Granville Sharp Pattison (1791–1851) was a Scottish anatomist. Professor of Anatomy at London University, after losing two British positions, he emigrated permanently to the United States to be a professor at New York University.

==Life==
The youngest son of John Pattison of Kelvingrove, Glasgow, he was admitted as a member of the Faculty of Physicians and Surgeons of Glasgow in 1813. He acted in 1818 as assistant to Allan Burns, the lecturer on anatomy, physiology, and surgery at the Andersonian Institute; but he only held the post for a year, and was succeeded by William Mackenzie. Pattison resigned after a divorce case, involving the wife of Andrew Ure, a colleague at the Institute.

Pattison went to Philadelphia in 1818, and lectured privately on anatomy. There he quarrelled with Nathaniel Chapman. In 1820 he was appointed to the chair of anatomy, physiology, and surgery in the University of Maryland in Baltimore, a post he filled for five years and resigned, on grounds of ill-health. But he had been involved in another dispute, over the Fascia of Colles and his own research; and had fought a duel with General Thomas McCall Cadwalader, brother-in-law to Chapman, whom he wounded with a pistol shot.

Pattison returned to England in July 1827. He was appointed professor of anatomy at the University of London, acting at the same time as surgeon to the University Dispensary, which preceded the foundation of the North London Hospital. These posts he was compelled to relinquish in 1831, under pressure from a combination of student activists excited by the July Revolution of 1830, and colleagues who questioned the standard of his teaching.

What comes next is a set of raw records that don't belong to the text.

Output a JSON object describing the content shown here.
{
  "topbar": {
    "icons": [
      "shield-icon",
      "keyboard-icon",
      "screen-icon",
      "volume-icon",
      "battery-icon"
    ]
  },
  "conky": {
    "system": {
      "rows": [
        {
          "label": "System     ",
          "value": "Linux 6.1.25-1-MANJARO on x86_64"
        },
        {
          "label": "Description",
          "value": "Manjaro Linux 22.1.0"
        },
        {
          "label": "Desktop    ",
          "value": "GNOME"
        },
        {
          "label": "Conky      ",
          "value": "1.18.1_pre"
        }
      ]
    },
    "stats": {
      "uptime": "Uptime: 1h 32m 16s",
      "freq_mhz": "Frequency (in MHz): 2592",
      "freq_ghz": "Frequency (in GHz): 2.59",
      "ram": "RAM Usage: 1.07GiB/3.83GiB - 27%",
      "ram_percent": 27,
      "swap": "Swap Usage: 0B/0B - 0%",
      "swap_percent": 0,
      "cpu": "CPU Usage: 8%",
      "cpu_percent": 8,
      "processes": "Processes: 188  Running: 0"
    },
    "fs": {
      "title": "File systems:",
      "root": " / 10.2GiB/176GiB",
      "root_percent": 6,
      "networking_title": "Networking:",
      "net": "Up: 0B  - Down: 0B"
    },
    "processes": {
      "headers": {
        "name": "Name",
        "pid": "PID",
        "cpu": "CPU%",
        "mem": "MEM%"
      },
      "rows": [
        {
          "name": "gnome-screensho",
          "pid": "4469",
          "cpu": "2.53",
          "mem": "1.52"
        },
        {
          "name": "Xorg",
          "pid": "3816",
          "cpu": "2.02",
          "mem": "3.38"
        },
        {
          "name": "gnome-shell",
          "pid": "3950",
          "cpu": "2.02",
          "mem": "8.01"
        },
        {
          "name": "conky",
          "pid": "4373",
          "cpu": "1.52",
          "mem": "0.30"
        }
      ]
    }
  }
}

In the same year Pattison became professor of anatomy in the Jefferson Medical College, Philadelphia, where he received the degree of doctor of medicine. He was appointed professor of anatomy at New York University on the reorganisation of its medical department in 1840, a post he retained till his death on 12 November 1851. He left a widow, but no children.

==Works==
He was author of Experimental Observations on the Operation of Lithotomy, Philadelphia, 1820; and of controversial works. In Baltimore he edited the second edition of Allan Burns's Observations on the Surgical Anatomy of the Head and Neck, which was published in 1823. He edited in 1820 the American Recorder, and the Register and Library of Medical and Chirurgical Science, Washington, 1833–6; and was co-editor of the American Medical Library and Intelligencer, Philadelphia, 1836. He translated Joseph Nicolas Masse's Anatomical Atlas, and also Jean Cruveilhier's Anatomy of the Human Body.